Last night, I put on my oxford heels to read with four poets at the Odourless Press fall launch. With nearly every fiction writer in town at the Writers’ Trust gala, the evening felt like a tiny cushioned drawer, intimate as a library of rare tobaccos. Occasional Emergencies is a 12 poem series of mostly-ekphrastic poems, published in a first edition of 5o copies with Bardia Sinaee‘s Odourless Press. Bardia only gives me one at a time; ridiculous to think that he’s sold out already. If you want a copy, best to pester him at bardia at odourless dot ca. I trust that he’ll do a better job of packaging and mailing out than I could, and at the same time, you can also order the crisp pamphets by Spencer Gordon, Stevie Howell and Jeramy Dodds, and the longish chapbook by Mat Laporte (who runs the chapbook press Ferno House with his compadre Spencer.)
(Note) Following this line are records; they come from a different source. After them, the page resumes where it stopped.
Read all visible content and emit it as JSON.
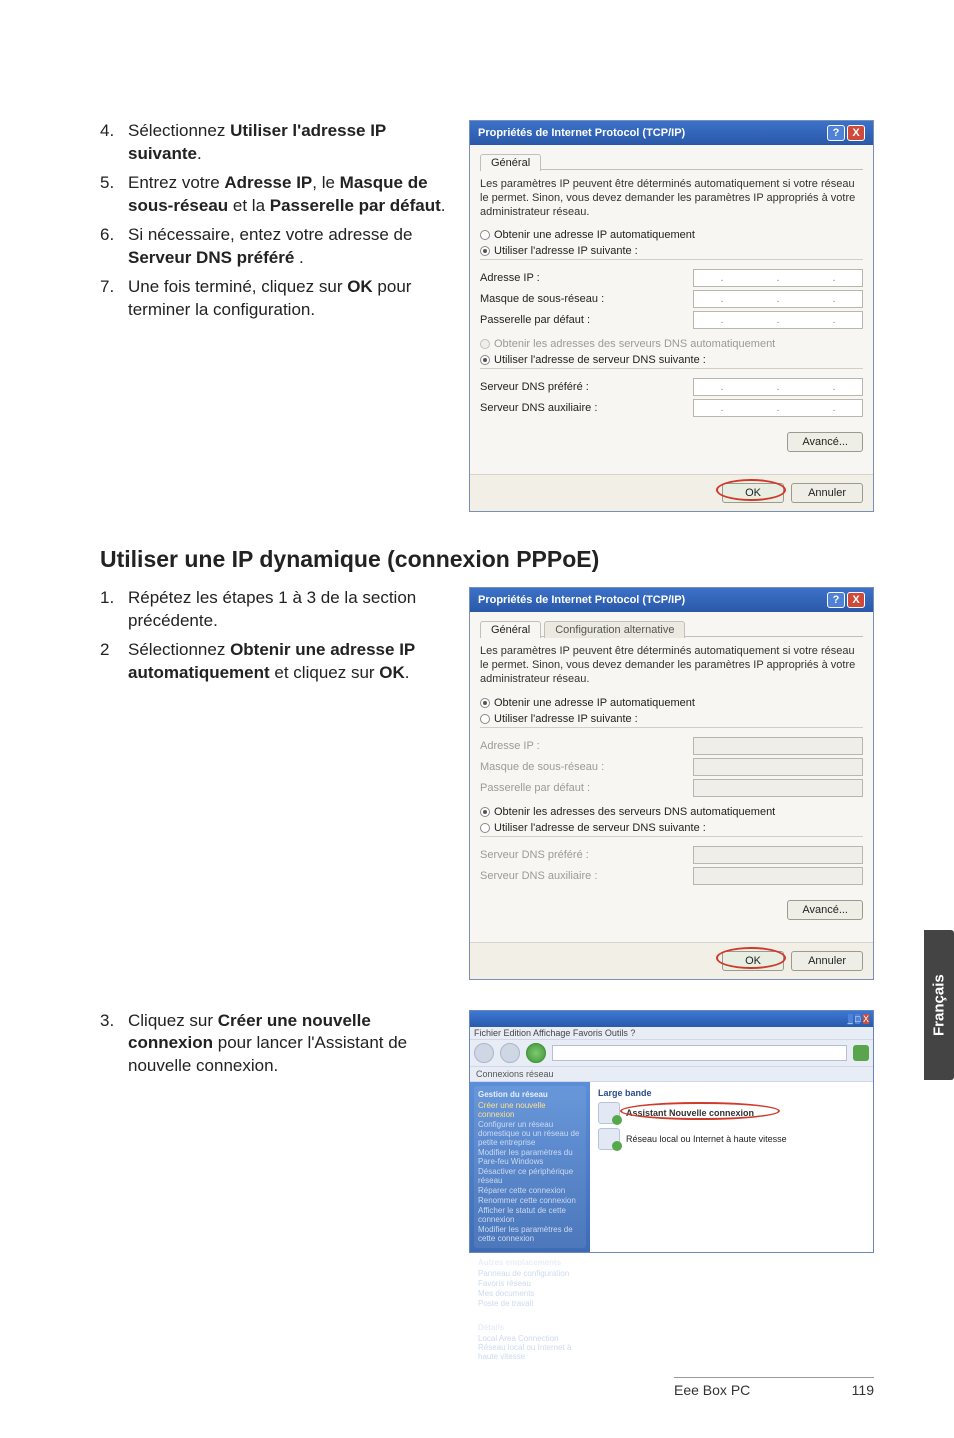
{
  "steps_a": [
    {
      "num": "4.",
      "html": "Sélectionnez <b>Utiliser l'adresse IP suivante</b>."
    },
    {
      "num": "5.",
      "html": "Entrez votre <b>Adresse IP</b>, le <b>Masque de sous-réseau</b> et la <b>Passerelle par défaut</b>."
    },
    {
      "num": "6.",
      "html": "Si nécessaire, entez votre adresse de <b>Serveur DNS préféré</b> ."
    },
    {
      "num": "7.",
      "html": "Une fois terminé, cliquez sur <b>OK</b> pour terminer la configuration."
    }
  ],
  "section_title": "Utiliser une IP dynamique (connexion PPPoE)",
  "steps_b": [
    {
      "num": "1.",
      "html": "Répétez les étapes 1 à 3 de la section précédente."
    },
    {
      "num": "2",
      "html": "Sélectionnez <b>Obtenir une adresse IP automatiquement</b> et cliquez sur <b>OK</b>."
    }
  ],
  "steps_c": [
    {
      "num": "3.",
      "html": "Cliquez sur <b>Créer une nouvelle connexion</b> pour lancer l'Assistant de nouvelle connexion."
    }
  ],
  "dlg": {
    "title": "Propriétés de Internet Protocol (TCP/IP)",
    "help": "?",
    "close": "X",
    "tab_general": "Général",
    "tab_alt": "Configuration alternative",
    "desc_static": "Les paramètres IP peuvent être déterminés automatiquement si votre réseau le permet. Sinon, vous devez demander les paramètres IP appropriés à votre administrateur réseau.",
    "desc_dyn": "Les paramètres IP peuvent être déterminés automatiquement si votre réseau le permet. Sinon, vous devez demander les paramètres IP appropriés à votre administrateur réseau.",
    "r_auto_ip": "Obtenir une adresse IP automatiquement",
    "r_use_ip": "Utiliser l'adresse IP suivante :",
    "f_ip": "Adresse IP :",
    "f_mask": "Masque de sous-réseau :",
    "f_gw": "Passerelle par défaut :",
    "r_auto_dns": "Obtenir les adresses des serveurs DNS automatiquement",
    "r_use_dns": "Utiliser l'adresse de serveur DNS suivante :",
    "f_dns1": "Serveur DNS préféré :",
    "f_dns2": "Serveur DNS auxiliaire :",
    "btn_adv": "Avancé...",
    "btn_ok": "OK",
    "btn_cancel": "Annuler"
  },
  "browser": {
    "menu": "Fichier   Edition   Affichage   Favoris   Outils   ?",
    "tabs": "Connexions réseau",
    "side": {
      "g1_hdr": "Gestion du réseau",
      "g1_items": [
        "Créer une nouvelle connexion",
        "Configurer un réseau domestique ou un réseau de petite entreprise",
        "Modifier les paramètres du Pare-feu Windows",
        "Désactiver ce périphérique réseau",
        "Réparer cette connexion",
        "Renommer cette connexion",
        "Afficher le statut de cette connexion",
        "Modifier les paramètres de cette connexion"
      ],
      "g2_hdr": "Autres emplacements",
      "g2_items": [
        "Panneau de configuration",
        "Favoris réseau",
        "Mes documents",
        "Poste de travail"
      ],
      "g3_hdr": "Détails",
      "g3_text": "Local Area Connection\nRéseau local ou Internet à haute vitesse"
    },
    "main": {
      "cat": "Large bande",
      "task1": "Assistant Nouvelle connexion",
      "task2_line1": "Réseau local ou Internet à haute vitesse",
      "task2_line2": ""
    }
  },
  "side_tab": "Français",
  "footer_model": "Eee Box PC",
  "footer_page": "119"
}
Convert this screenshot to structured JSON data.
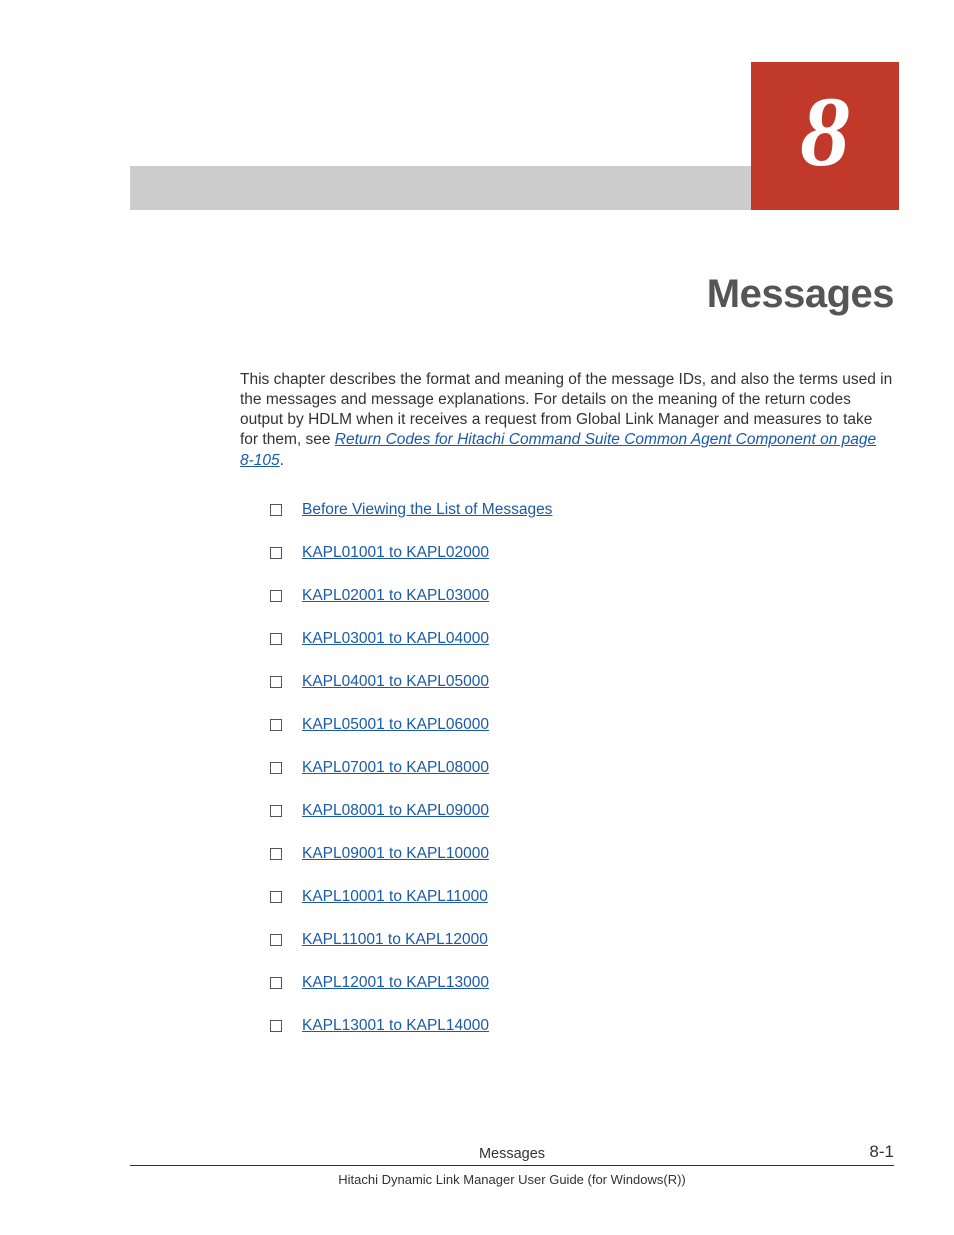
{
  "chapter": {
    "number": "8",
    "title": "Messages"
  },
  "intro": {
    "text_before_link": "This chapter describes the format and meaning of the message IDs, and also the terms used in the messages and message explanations. For details on the meaning of the return codes output by HDLM when it receives a request from Global Link Manager and measures to take for them, see ",
    "link_text": "Return Codes for Hitachi Command Suite Common Agent Component on page 8-105",
    "text_after_link": "."
  },
  "toc": [
    "Before Viewing the List of Messages",
    "KAPL01001 to KAPL02000",
    "KAPL02001 to KAPL03000",
    "KAPL03001 to KAPL04000",
    "KAPL04001 to KAPL05000",
    "KAPL05001 to KAPL06000",
    "KAPL07001 to KAPL08000",
    "KAPL08001 to KAPL09000",
    "KAPL09001 to KAPL10000",
    "KAPL10001 to KAPL11000",
    "KAPL11001 to KAPL12000",
    "KAPL12001 to KAPL13000",
    "KAPL13001 to KAPL14000"
  ],
  "footer": {
    "section": "Messages",
    "page_number": "8-1",
    "doc_title": "Hitachi Dynamic Link Manager User Guide (for Windows(R))"
  }
}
Occasional Emergencies refers to the idea of the occasional poem, a form I wanted to tackle after reading Dana Gioia’s essay, “Poetry and Business,” which irritated me so much I went on a Wikipedia and The Economist reading binge to write poems of public address on debt ceilings, derivatives, credit default swaps and mortgages. Gioia’s arguments were probably calculated to have that effect.
Then, last July, I travelled to Portugal and through a few European capitals. The realities of poor employment and austerity measures were a sharp contrast with each countries’ national treasures and staggering cultural lodestones. When I returned to Toronto, I had stacks of gallery catalogues and pockets of spare change. And the table of the contents and a notebook draft of the first poem. I had written them in the reading room of the Biblioteca Nacional de Portugal on Campo Grande in Lisboa, while my friend Will edited a short story. Afterwards I bought fish fillets and coconut milk to make a Asian-style fish curry for my homestay hosts, which they would later eat in the courtyard at midnight, sitting and smoking on cushions and straw mats.
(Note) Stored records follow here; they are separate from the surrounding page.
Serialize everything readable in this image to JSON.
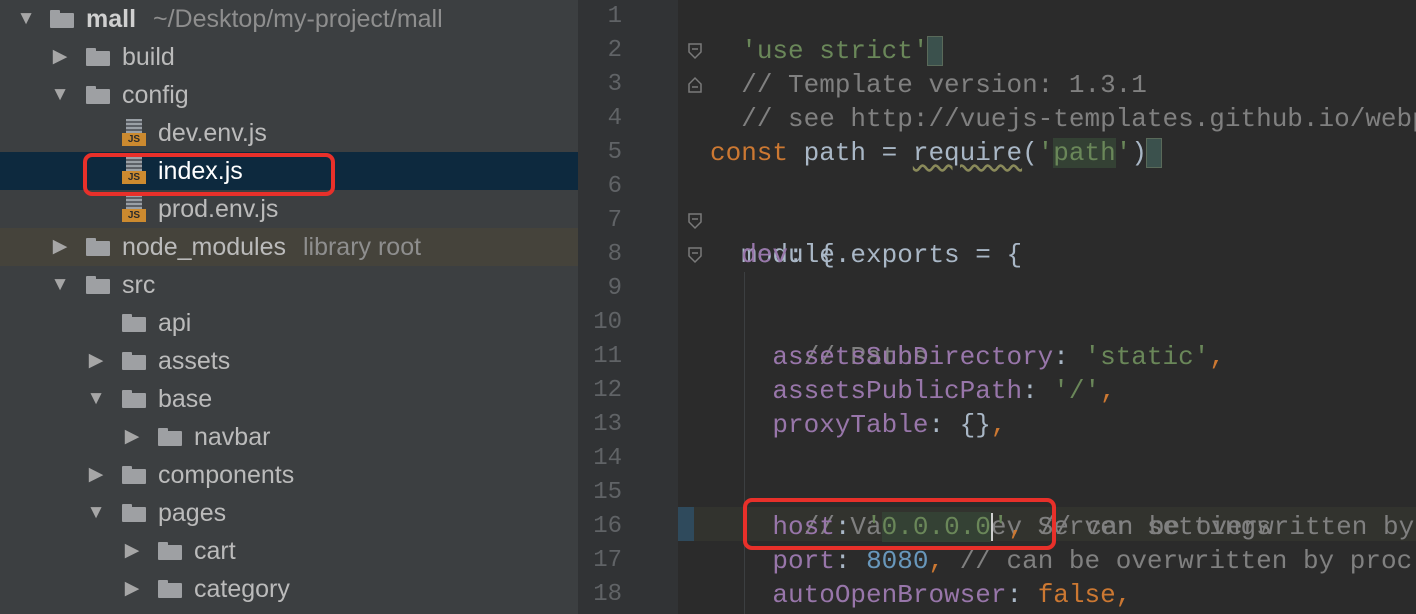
{
  "project_tree": {
    "rows": [
      {
        "label": "mall",
        "path": "~/Desktop/my-project/mall",
        "type": "folder",
        "expanded": true,
        "level": 0
      },
      {
        "label": "build",
        "type": "folder",
        "expanded": false,
        "level": 1
      },
      {
        "label": "config",
        "type": "folder",
        "expanded": true,
        "level": 1
      },
      {
        "label": "dev.env.js",
        "type": "js",
        "level": 2
      },
      {
        "label": "index.js",
        "type": "js",
        "level": 2,
        "selected": true,
        "highlighted": true
      },
      {
        "label": "prod.env.js",
        "type": "js",
        "level": 2
      },
      {
        "label": "node_modules",
        "suffix": "library root",
        "type": "folder",
        "expanded": false,
        "level": 1
      },
      {
        "label": "src",
        "type": "folder",
        "expanded": true,
        "level": 1
      },
      {
        "label": "api",
        "type": "folder",
        "level": 2
      },
      {
        "label": "assets",
        "type": "folder",
        "expanded": false,
        "level": 2
      },
      {
        "label": "base",
        "type": "folder",
        "expanded": true,
        "level": 2
      },
      {
        "label": "navbar",
        "type": "folder",
        "expanded": false,
        "level": 3
      },
      {
        "label": "components",
        "type": "folder",
        "expanded": false,
        "level": 2
      },
      {
        "label": "pages",
        "type": "folder",
        "expanded": true,
        "level": 2
      },
      {
        "label": "cart",
        "type": "folder",
        "expanded": false,
        "level": 3
      },
      {
        "label": "category",
        "type": "folder",
        "expanded": false,
        "level": 3
      }
    ]
  },
  "editor": {
    "line_numbers": [
      "1",
      "2",
      "3",
      "4",
      "5",
      "6",
      "7",
      "8",
      "9",
      "10",
      "11",
      "12",
      "13",
      "14",
      "15",
      "16",
      "17",
      "18"
    ],
    "lines": {
      "l1": {
        "str": "'use strict'"
      },
      "l2": {
        "comment": "// Template version: 1.3.1"
      },
      "l3": {
        "comment": "// see http://vuejs-templates.github.io/webpa"
      },
      "l5": {
        "kw": "const",
        "name": " path = ",
        "fn": "require",
        "open": "(",
        "q1": "'",
        "str": "path",
        "q2": "'",
        "close": ")"
      },
      "l7": {
        "obj": "module.exports = {"
      },
      "l8": {
        "indent": "  ",
        "prop": "dev",
        "rest": ": {"
      },
      "l10": {
        "comment": "    // Paths"
      },
      "l11": {
        "indent": "    ",
        "prop": "assetsSubDirectory",
        "colon": ": ",
        "str": "'static'",
        "comma": ","
      },
      "l12": {
        "indent": "    ",
        "prop": "assetsPublicPath",
        "colon": ": ",
        "str": "'/'",
        "comma": ","
      },
      "l13": {
        "indent": "    ",
        "prop": "proxyTable",
        "colon": ": ",
        "val": "{}",
        "comma": ","
      },
      "l15": {
        "comment": "    // Various Dev Server settings"
      },
      "l16": {
        "indent": "    ",
        "prop": "host",
        "colon": ": ",
        "q1": "'",
        "str": "0.0.0.0",
        "q2": "'",
        "comma": ",",
        "comment": " // can be overwritten by"
      },
      "l17": {
        "indent": "    ",
        "prop": "port",
        "colon": ": ",
        "num": "8080",
        "comma": ",",
        "comment": " // can be overwritten by proc"
      },
      "l18": {
        "indent": "    ",
        "prop": "autoOpenBrowser",
        "colon": ": ",
        "kw": "false",
        "comma": ","
      }
    }
  },
  "colors": {
    "tree_bg": "#3c3f41",
    "editor_bg": "#2b2b2b",
    "selection": "#0d293e",
    "highlight_box": "#e8302a",
    "keyword": "#cc7832",
    "string": "#6a8759",
    "comment": "#808080",
    "property": "#9876aa",
    "number": "#6897bb"
  },
  "icons": {
    "folder": "folder-icon",
    "js_file": "js-file-icon",
    "expand": "chevron-down-icon",
    "collapse": "chevron-right-icon"
  }
}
Something of that looseness I wanted in the poems. Something of that Spanish hostel guest who cooked dulce de leche to sell to the workers in the park. Watching the young people sweep the cobblestones in Baixa-Chiado in the mornings, after each night of party-goers. Something too, of the Portuguese lady in my train berth who had lived in Paris for 20 years, who bought each of us an espresso and a pastel de nata on our arrival at the Santa Apolónia station in the humid morning. It didn’t occur to me, then, that this was a homecoming for her. I was too wrapped up in my own journey.
Prompted by the fine work in Admission Requirements, I sought out Occasional Emergencies. To no avail. Thomas Fisher Rare Books library at the University of Toronto came to the rescue. I was lucky enough recently to indulge in reading this exquisite chapbook. I will forever carry with me the phrase “luck-trampled clover” and the image of the children collected like a deck of cards when the bell rings and the school yard becomes a “blank baize”. In another poem there is a description itself applicable to how Phoebe Wang’s poetry works: “We build so one of us / might levitate.” And that building is grounded in fine observation (a knack for detail and tone) and superb structures — all worth re-reading. Thanks.